What I mean is that your website team needs three skill sets:
- Content: what it says
- Design: what it looks like
- Programming: how it works
Confusion comes when vendors describe themselves as “website designers.” Usually that means they are programmers – they know their html or php or cfm or whatever they’re using to build your website. In this usage, “website design” is like “database design” – the tech folks have to figure out how to make your site work and design the information architecture, which is essentially about what content goes where.
From now on, I’m going to call those people programmers. There’s a lot of creative work in what they do, and the website troika is lost without them, but they’re not designers.
Designers deal with what your website looks like. Every programmer who calls him- or herself a website designer can turn out a reasonably good-looking site. The colors won’t clash and the pictures will be in the right places.

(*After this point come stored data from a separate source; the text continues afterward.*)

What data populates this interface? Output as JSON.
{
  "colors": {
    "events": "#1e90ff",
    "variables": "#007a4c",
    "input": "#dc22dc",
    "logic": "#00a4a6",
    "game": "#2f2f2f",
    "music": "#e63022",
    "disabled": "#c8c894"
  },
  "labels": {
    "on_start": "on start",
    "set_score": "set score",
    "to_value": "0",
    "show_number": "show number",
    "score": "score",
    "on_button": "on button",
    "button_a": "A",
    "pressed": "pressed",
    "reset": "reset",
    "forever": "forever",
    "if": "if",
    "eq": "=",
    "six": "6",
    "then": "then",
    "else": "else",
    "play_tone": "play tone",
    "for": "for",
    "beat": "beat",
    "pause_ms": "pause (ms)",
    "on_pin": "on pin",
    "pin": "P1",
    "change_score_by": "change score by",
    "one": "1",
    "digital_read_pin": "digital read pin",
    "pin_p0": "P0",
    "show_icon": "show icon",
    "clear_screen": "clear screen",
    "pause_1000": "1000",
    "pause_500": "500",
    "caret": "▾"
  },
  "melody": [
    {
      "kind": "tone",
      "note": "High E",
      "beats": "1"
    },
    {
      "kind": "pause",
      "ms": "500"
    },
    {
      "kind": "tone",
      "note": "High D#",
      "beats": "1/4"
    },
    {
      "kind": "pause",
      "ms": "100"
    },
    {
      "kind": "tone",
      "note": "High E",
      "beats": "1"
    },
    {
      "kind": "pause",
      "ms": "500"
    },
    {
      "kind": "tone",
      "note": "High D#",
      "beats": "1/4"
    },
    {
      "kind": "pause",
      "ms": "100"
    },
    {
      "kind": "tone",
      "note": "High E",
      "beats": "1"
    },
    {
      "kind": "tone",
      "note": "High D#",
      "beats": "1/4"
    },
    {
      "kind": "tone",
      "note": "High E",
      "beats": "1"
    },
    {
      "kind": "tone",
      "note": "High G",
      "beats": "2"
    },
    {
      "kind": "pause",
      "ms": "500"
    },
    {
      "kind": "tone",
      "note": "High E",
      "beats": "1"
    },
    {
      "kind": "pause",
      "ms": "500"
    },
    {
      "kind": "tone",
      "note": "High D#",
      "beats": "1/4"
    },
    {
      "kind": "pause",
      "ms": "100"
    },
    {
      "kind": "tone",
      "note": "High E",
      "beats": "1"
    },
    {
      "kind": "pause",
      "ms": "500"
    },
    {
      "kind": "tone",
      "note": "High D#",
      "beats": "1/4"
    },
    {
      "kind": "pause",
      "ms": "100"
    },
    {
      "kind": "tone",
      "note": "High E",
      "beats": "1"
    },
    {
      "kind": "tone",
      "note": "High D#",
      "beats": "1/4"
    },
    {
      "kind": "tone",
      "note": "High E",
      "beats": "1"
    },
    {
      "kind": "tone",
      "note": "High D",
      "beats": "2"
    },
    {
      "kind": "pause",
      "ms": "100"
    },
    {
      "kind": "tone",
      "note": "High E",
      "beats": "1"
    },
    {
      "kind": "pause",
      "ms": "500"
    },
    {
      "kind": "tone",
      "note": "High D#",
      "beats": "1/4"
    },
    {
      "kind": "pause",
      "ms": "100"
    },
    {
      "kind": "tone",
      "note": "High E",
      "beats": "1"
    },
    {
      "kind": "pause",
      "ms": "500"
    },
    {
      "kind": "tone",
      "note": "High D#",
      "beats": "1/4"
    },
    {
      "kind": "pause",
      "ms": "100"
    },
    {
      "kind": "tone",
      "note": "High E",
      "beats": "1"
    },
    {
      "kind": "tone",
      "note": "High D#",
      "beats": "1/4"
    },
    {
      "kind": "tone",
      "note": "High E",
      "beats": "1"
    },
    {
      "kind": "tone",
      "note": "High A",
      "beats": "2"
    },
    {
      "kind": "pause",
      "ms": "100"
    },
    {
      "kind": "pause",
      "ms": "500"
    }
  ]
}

But a real designer – a person trained and experienced in graphic design – can make your site stand out in the crowd.
Constructing a webpage is easy. I can do it. (But this whole article is about why I won’t do it for you.) Lots of people can do it, especially with the tools out there that make it possible to build a website with little or no knowledge of html, php, cfm, or whatever.
Trust your website to the Savvy Intern who knows how to construct webpages at your peril.

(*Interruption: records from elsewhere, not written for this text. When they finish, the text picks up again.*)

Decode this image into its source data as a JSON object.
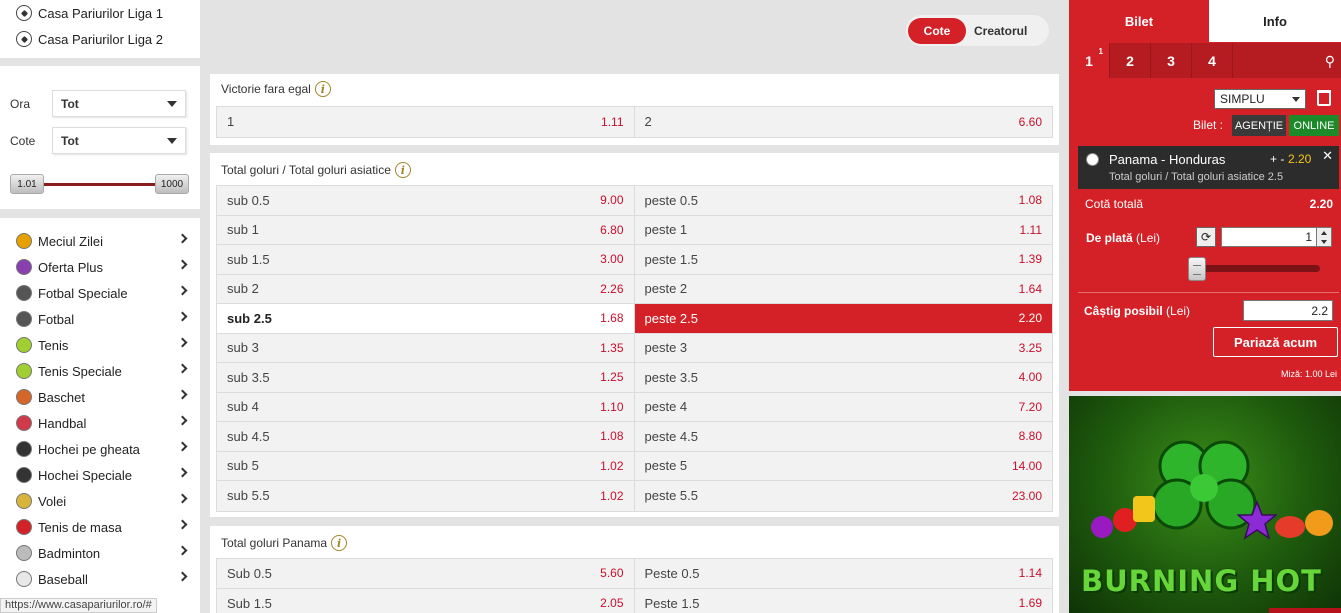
{
  "sidebar": {
    "top_leagues": [
      "Casa Pariurilor Liga 1",
      "Casa Pariurilor Liga 2"
    ],
    "filters": {
      "ora_label": "Ora",
      "ora_value": "Tot",
      "cote_label": "Cote",
      "cote_value": "Tot",
      "range_min": "1.01",
      "range_max": "1000"
    },
    "sports": [
      {
        "label": "Meciul Zilei",
        "icon": "percent-badge-icon",
        "color": "#e6a100"
      },
      {
        "label": "Oferta Plus",
        "icon": "plus-offer-icon",
        "color": "#8a3fb0"
      },
      {
        "label": "Fotbal Speciale",
        "icon": "football-icon",
        "color": "#555555"
      },
      {
        "label": "Fotbal",
        "icon": "football-icon",
        "color": "#555555"
      },
      {
        "label": "Tenis",
        "icon": "tennis-ball-icon",
        "color": "#9fcf30"
      },
      {
        "label": "Tenis Speciale",
        "icon": "tennis-ball-icon",
        "color": "#9fcf30"
      },
      {
        "label": "Baschet",
        "icon": "basketball-icon",
        "color": "#d5662a"
      },
      {
        "label": "Handbal",
        "icon": "handball-icon",
        "color": "#d03a4a"
      },
      {
        "label": "Hochei pe gheata",
        "icon": "hockey-puck-icon",
        "color": "#333333"
      },
      {
        "label": "Hochei Speciale",
        "icon": "hockey-puck-icon",
        "color": "#333333"
      },
      {
        "label": "Volei",
        "icon": "volleyball-icon",
        "color": "#d8b43a"
      },
      {
        "label": "Tenis de masa",
        "icon": "table-tennis-icon",
        "color": "#d42127"
      },
      {
        "label": "Badminton",
        "icon": "shuttlecock-icon",
        "color": "#bbbbbb"
      },
      {
        "label": "Baseball",
        "icon": "baseball-icon",
        "color": "#e8e8e8"
      }
    ],
    "status_url": "https://www.casapariurilor.ro/#"
  },
  "view_toggle": {
    "active": "Cote",
    "inactive": "Creatorul"
  },
  "markets": {
    "victorie": {
      "title": "Victorie fara egal",
      "rows": [
        [
          {
            "l": "1",
            "o": "1.11"
          },
          {
            "l": "2",
            "o": "6.60"
          }
        ]
      ]
    },
    "total_goluri": {
      "title": "Total goluri / Total goluri asiatice",
      "rows": [
        [
          {
            "l": "sub 0.5",
            "o": "9.00"
          },
          {
            "l": "peste 0.5",
            "o": "1.08"
          }
        ],
        [
          {
            "l": "sub 1",
            "o": "6.80"
          },
          {
            "l": "peste 1",
            "o": "1.11"
          }
        ],
        [
          {
            "l": "sub 1.5",
            "o": "3.00"
          },
          {
            "l": "peste 1.5",
            "o": "1.39"
          }
        ],
        [
          {
            "l": "sub 2",
            "o": "2.26"
          },
          {
            "l": "peste 2",
            "o": "1.64"
          }
        ],
        [
          {
            "l": "sub 2.5",
            "o": "1.68"
          },
          {
            "l": "peste 2.5",
            "o": "2.20"
          }
        ],
        [
          {
            "l": "sub 3",
            "o": "1.35"
          },
          {
            "l": "peste 3",
            "o": "3.25"
          }
        ],
        [
          {
            "l": "sub 3.5",
            "o": "1.25"
          },
          {
            "l": "peste 3.5",
            "o": "4.00"
          }
        ],
        [
          {
            "l": "sub 4",
            "o": "1.10"
          },
          {
            "l": "peste 4",
            "o": "7.20"
          }
        ],
        [
          {
            "l": "sub 4.5",
            "o": "1.08"
          },
          {
            "l": "peste 4.5",
            "o": "8.80"
          }
        ],
        [
          {
            "l": "sub 5",
            "o": "1.02"
          },
          {
            "l": "peste 5",
            "o": "14.00"
          }
        ],
        [
          {
            "l": "sub 5.5",
            "o": "1.02"
          },
          {
            "l": "peste 5.5",
            "o": "23.00"
          }
        ]
      ]
    },
    "total_panama": {
      "title": "Total goluri Panama",
      "rows": [
        [
          {
            "l": "Sub 0.5",
            "o": "5.60"
          },
          {
            "l": "Peste 0.5",
            "o": "1.14"
          }
        ],
        [
          {
            "l": "Sub 1.5",
            "o": "2.05"
          },
          {
            "l": "Peste 1.5",
            "o": "1.69"
          }
        ]
      ]
    }
  },
  "betslip": {
    "tab_bilet": "Bilet",
    "tab_info": "Info",
    "slips": [
      "1",
      "2",
      "3",
      "4"
    ],
    "slip1_count": "1",
    "type": "SIMPLU",
    "bilet_label": "Bilet :",
    "btn_agentie": "AGENȚIE",
    "btn_online": "ONLINE",
    "selection": {
      "match": "Panama - Honduras",
      "sign": "+ -",
      "odd": "2.20",
      "market": "Total goluri / Total goluri asiatice 2.5"
    },
    "cota_label": "Cotă totală",
    "cota_value": "2.20",
    "plata_label": "De plată",
    "plata_unit": "(Lei)",
    "stake_value": "1",
    "castig_label": "Câștig posibil",
    "castig_unit": "(Lei)",
    "castig_value": "2.2",
    "button": "Pariază acum",
    "min_stake": "Miză: 1.00 Lei"
  },
  "ad": {
    "text": "BURNING HOT"
  },
  "colors": {
    "brand_red": "#d42127",
    "odd_red": "#c8102e",
    "online_green": "#1d8a2a"
  }
}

You need the website troika. Sometimes you can get two of the three skill sets – content, design, programming – in one person. I know people who can do content and design. I know people who can do design and programming. There are probably a few people out there who can do all three, but I’ve never met them.
Of course there are companies that can do all three. If you’re planning to develop your website content yourself (with, say, the help of a savvy content manager like me), and if you take my advice NOT to entrust site development to Savvy Intern, we’ll be looking for a “website design” company. One of the first things we’ll do is to find out if they have a self-described graphic designer on staff. If not, we have two choices:
- Look elsewhere
- Get an honest-to-goodness graphic designer to work with our chosen “website design” firm
I’ve worked both ways, with a firm that had a true graphic designer on staff and with two different firms, one for design and one for programming. It really does need to be a partnership. The high-level navigation, for instance, needs to come from consultation among all three, plus the input of important stakeholders.
When I talk to clients about their websites, the first thing they want to do is put me in touch with their programmer/site host. While I do want to talk with the tech team early on, particularly to find out what they know is broken and want to improve, I want to talk to a whole lot of people before we ever start to set up a navigation system, sketch a homepage, or fiddle with code:
- The website “owner” – the person or people on staff who actually manage the website and use it to keep other stakeholders informed. Let’s say that’s you.
- Other key staff members or volunteers who will supply content for the site
- The executive team and board members
- Customers, members, clients, constituents, partners – all the groups of people who use the site
We’ll talk about your goals for the site and the purposes you want to accomplish. Then I’ll talk to these other folks about their purposes for using the site and what they wish it would do that it doesn’t do.
I’ll develop a design brief to help designers and programmers understand what we’re after, and manage a request-for-proposals process if we need competitive bids. If you already have a tech team, I’ll work with them in the process of identifying a designer. We’ll talk with both the programmers and the designers about the goals for the site; meanwhile I’ll be talking with you about specific kinds of content and how to organize it.
Only then will we be ready to start thinking about the actual content, design, and navigation of the site. It’s a complex process. That’s one reason you don’t want to entrust it to Savvy Intern.
It’s also why, in the website troika, the content person is first among equals. All three horses have to pull the carriage together, but someone has to be the leader. The content should lead and inform the design and the programming.
Hey, my website troika is closer to being literal than I thought! In a troika, the center horse is the leader. Think of me as that center horse. I can’t pull the carriage alone, but it’s the content manager’s job to keep all three horses moving in the right direction.